Geometric function theory is a field of mathematics that was developed starting in the 1920s in order to study analytic functions from a geometric point of view, and was later developed to what is known today as analysis of metric spaces. The advantage of a geometric approach, is that first order differential calculus and geometric measure theory can be extended from the classical Euclidean or Riemannian settings to the realm of spaces without a priori smooth structure (such as fractal spaces). Results and techniques in geometric function theory have recently found important applications in geometric group theory, structure of manifolds and analysis on fractals. Furthermore, besides their mathematical importance, physical applications of these theories include reconstruction theory, study of thin films, control theory, graphic imaging and analysis of large data sets.
This project features new approaches to three long-standing problems in the realm of geometric function theory that bring together several fields in analysis and geometry including geometric topology, sub-Riemannian geometry, PL geometry and geometric measure theory. The first problem aims at recognizing the intrinsic qualities of a metric space, from which a "nice" parametrization (e.g. quasisymmetric, Holder, bi-Lipschitz) by the Euclidean unit sphere or the Euclidean space can be recovered.
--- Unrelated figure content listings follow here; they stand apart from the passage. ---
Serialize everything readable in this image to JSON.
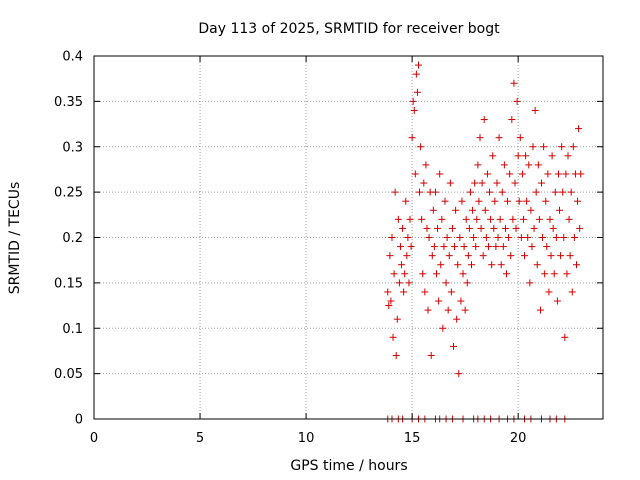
{
  "chart_data": {
    "type": "scatter",
    "title": "Day 113 of 2025, SRMTID for receiver bogt",
    "xlabel": "GPS time / hours",
    "ylabel": "SRMTID / TECUs",
    "xlim": [
      0,
      24
    ],
    "ylim": [
      0,
      0.4
    ],
    "x_ticks": [
      0,
      5,
      10,
      15,
      20
    ],
    "x_tick_labels": [
      "0",
      "5",
      "10",
      "15",
      "20"
    ],
    "y_ticks": [
      0,
      0.05,
      0.1,
      0.15,
      0.2,
      0.25,
      0.3,
      0.35,
      0.4
    ],
    "y_tick_labels": [
      "0",
      "0.05",
      "0.1",
      "0.15",
      "0.2",
      "0.25",
      "0.3",
      "0.35",
      "0.4"
    ],
    "grid": true,
    "marker": "+",
    "color": "#d40000",
    "series": [
      {
        "name": "SRMTID",
        "points": [
          [
            13.85,
            0.14
          ],
          [
            13.9,
            0.125
          ],
          [
            13.95,
            0.18
          ],
          [
            14.0,
            0.13
          ],
          [
            14.05,
            0.2
          ],
          [
            14.1,
            0.09
          ],
          [
            14.15,
            0.16
          ],
          [
            14.2,
            0.25
          ],
          [
            14.25,
            0.07
          ],
          [
            14.3,
            0.11
          ],
          [
            14.35,
            0.22
          ],
          [
            14.4,
            0.15
          ],
          [
            14.45,
            0.19
          ],
          [
            14.5,
            0.17
          ],
          [
            14.55,
            0.21
          ],
          [
            14.6,
            0.14
          ],
          [
            14.65,
            0.16
          ],
          [
            14.7,
            0.24
          ],
          [
            14.75,
            0.18
          ],
          [
            14.8,
            0.2
          ],
          [
            14.85,
            0.15
          ],
          [
            14.9,
            0.22
          ],
          [
            14.95,
            0.19
          ],
          [
            15.0,
            0.31
          ],
          [
            15.05,
            0.35
          ],
          [
            15.1,
            0.34
          ],
          [
            15.15,
            0.27
          ],
          [
            15.2,
            0.38
          ],
          [
            15.25,
            0.36
          ],
          [
            15.3,
            0.39
          ],
          [
            15.35,
            0.25
          ],
          [
            15.4,
            0.3
          ],
          [
            15.45,
            0.22
          ],
          [
            15.5,
            0.16
          ],
          [
            15.55,
            0.26
          ],
          [
            15.6,
            0.14
          ],
          [
            15.65,
            0.28
          ],
          [
            15.7,
            0.21
          ],
          [
            15.75,
            0.12
          ],
          [
            15.8,
            0.2
          ],
          [
            15.85,
            0.25
          ],
          [
            15.9,
            0.07
          ],
          [
            15.95,
            0.18
          ],
          [
            16.0,
            0.23
          ],
          [
            16.05,
            0.19
          ],
          [
            16.1,
            0.25
          ],
          [
            16.15,
            0.16
          ],
          [
            16.2,
            0.21
          ],
          [
            16.25,
            0.13
          ],
          [
            16.3,
            0.27
          ],
          [
            16.35,
            0.17
          ],
          [
            16.4,
            0.22
          ],
          [
            16.45,
            0.1
          ],
          [
            16.5,
            0.19
          ],
          [
            16.55,
            0.24
          ],
          [
            16.6,
            0.15
          ],
          [
            16.65,
            0.2
          ],
          [
            16.7,
            0.12
          ],
          [
            16.75,
            0.18
          ],
          [
            16.8,
            0.26
          ],
          [
            16.85,
            0.14
          ],
          [
            16.9,
            0.21
          ],
          [
            16.95,
            0.08
          ],
          [
            17.0,
            0.19
          ],
          [
            17.05,
            0.23
          ],
          [
            17.1,
            0.11
          ],
          [
            17.15,
            0.17
          ],
          [
            17.2,
            0.05
          ],
          [
            17.25,
            0.2
          ],
          [
            17.3,
            0.13
          ],
          [
            17.35,
            0.24
          ],
          [
            17.4,
            0.16
          ],
          [
            17.45,
            0.19
          ],
          [
            17.5,
            0.12
          ],
          [
            17.55,
            0.22
          ],
          [
            17.6,
            0.15
          ],
          [
            17.65,
            0.18
          ],
          [
            17.7,
            0.21
          ],
          [
            17.75,
            0.25
          ],
          [
            17.8,
            0.17
          ],
          [
            17.85,
            0.23
          ],
          [
            17.9,
            0.2
          ],
          [
            17.95,
            0.26
          ],
          [
            18.0,
            0.19
          ],
          [
            18.05,
            0.22
          ],
          [
            18.1,
            0.28
          ],
          [
            18.15,
            0.24
          ],
          [
            18.2,
            0.31
          ],
          [
            18.25,
            0.21
          ],
          [
            18.3,
            0.26
          ],
          [
            18.35,
            0.18
          ],
          [
            18.4,
            0.33
          ],
          [
            18.45,
            0.23
          ],
          [
            18.5,
            0.2
          ],
          [
            18.55,
            0.27
          ],
          [
            18.6,
            0.19
          ],
          [
            18.65,
            0.25
          ],
          [
            18.7,
            0.22
          ],
          [
            18.75,
            0.17
          ],
          [
            18.8,
            0.29
          ],
          [
            18.85,
            0.21
          ],
          [
            18.9,
            0.24
          ],
          [
            18.95,
            0.19
          ],
          [
            19.0,
            0.26
          ],
          [
            19.05,
            0.2
          ],
          [
            19.1,
            0.31
          ],
          [
            19.15,
            0.22
          ],
          [
            19.2,
            0.17
          ],
          [
            19.25,
            0.25
          ],
          [
            19.3,
            0.19
          ],
          [
            19.35,
            0.28
          ],
          [
            19.4,
            0.21
          ],
          [
            19.45,
            0.16
          ],
          [
            19.5,
            0.24
          ],
          [
            19.55,
            0.2
          ],
          [
            19.6,
            0.27
          ],
          [
            19.65,
            0.18
          ],
          [
            19.7,
            0.33
          ],
          [
            19.75,
            0.22
          ],
          [
            19.8,
            0.37
          ],
          [
            19.85,
            0.26
          ],
          [
            19.9,
            0.21
          ],
          [
            19.95,
            0.35
          ],
          [
            20.0,
            0.29
          ],
          [
            20.05,
            0.24
          ],
          [
            20.1,
            0.31
          ],
          [
            20.15,
            0.2
          ],
          [
            20.2,
            0.27
          ],
          [
            20.25,
            0.22
          ],
          [
            20.3,
            0.18
          ],
          [
            20.35,
            0.29
          ],
          [
            20.4,
            0.24
          ],
          [
            20.45,
            0.2
          ],
          [
            20.5,
            0.28
          ],
          [
            20.55,
            0.15
          ],
          [
            20.6,
            0.23
          ],
          [
            20.65,
            0.19
          ],
          [
            20.7,
            0.3
          ],
          [
            20.75,
            0.21
          ],
          [
            20.8,
            0.34
          ],
          [
            20.85,
            0.25
          ],
          [
            20.9,
            0.17
          ],
          [
            20.95,
            0.28
          ],
          [
            21.0,
            0.22
          ],
          [
            21.05,
            0.12
          ],
          [
            21.1,
            0.26
          ],
          [
            21.15,
            0.2
          ],
          [
            21.2,
            0.3
          ],
          [
            21.25,
            0.16
          ],
          [
            21.3,
            0.24
          ],
          [
            21.35,
            0.19
          ],
          [
            21.4,
            0.27
          ],
          [
            21.45,
            0.14
          ],
          [
            21.5,
            0.22
          ],
          [
            21.55,
            0.18
          ],
          [
            21.6,
            0.29
          ],
          [
            21.65,
            0.21
          ],
          [
            21.7,
            0.16
          ],
          [
            21.75,
            0.25
          ],
          [
            21.8,
            0.2
          ],
          [
            21.85,
            0.13
          ],
          [
            21.9,
            0.27
          ],
          [
            21.95,
            0.23
          ],
          [
            22.0,
            0.18
          ],
          [
            22.05,
            0.3
          ],
          [
            22.1,
            0.25
          ],
          [
            22.15,
            0.2
          ],
          [
            22.2,
            0.09
          ],
          [
            22.25,
            0.27
          ],
          [
            22.3,
            0.16
          ],
          [
            22.35,
            0.29
          ],
          [
            22.4,
            0.22
          ],
          [
            22.45,
            0.18
          ],
          [
            22.5,
            0.25
          ],
          [
            22.55,
            0.14
          ],
          [
            22.6,
            0.3
          ],
          [
            22.65,
            0.2
          ],
          [
            22.7,
            0.27
          ],
          [
            22.75,
            0.17
          ],
          [
            22.8,
            0.24
          ],
          [
            22.85,
            0.32
          ],
          [
            22.9,
            0.21
          ],
          [
            22.95,
            0.27
          ],
          [
            13.85,
            0.0
          ],
          [
            14.05,
            0.0
          ],
          [
            14.35,
            0.0
          ],
          [
            14.55,
            0.0
          ],
          [
            15.0,
            0.0
          ],
          [
            15.3,
            0.0
          ],
          [
            15.6,
            0.0
          ],
          [
            16.1,
            0.0
          ],
          [
            16.3,
            0.0
          ],
          [
            16.6,
            0.0
          ],
          [
            16.9,
            0.0
          ],
          [
            17.4,
            0.0
          ],
          [
            17.9,
            0.0
          ],
          [
            18.1,
            0.0
          ],
          [
            18.4,
            0.0
          ],
          [
            18.7,
            0.0
          ],
          [
            19.1,
            0.0
          ],
          [
            19.5,
            0.0
          ],
          [
            19.8,
            0.0
          ],
          [
            20.3,
            0.0
          ],
          [
            20.6,
            0.0
          ],
          [
            21.1,
            0.0
          ],
          [
            21.5,
            0.0
          ],
          [
            21.8,
            0.0
          ],
          [
            22.2,
            0.0
          ]
        ]
      }
    ]
  }
}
The principal investigator proposes to relate forms of discrete curvature with global parametrizations in high dimensions. The second problem asks for conditions for which an embedding of a set into a Euclidean space with some desired properties (e.g. quasisymmetric, bi-Lipschitz) can be extended to the whole Euclidean space with the same properties. Finally, the third problem concerns the bi-Lipschitz embedability of big sets of a sub-Riemannian manifolds (such as the Heisenberg group) into some Euclidean space. Results in this direction will shed new light on the structure of the space and will improve our understanding of its geometry.
This award reflects NSF's statutory mission and has been deemed worthy of support through evaluation using the Foundation's intellectual merit and broader impacts review criteria.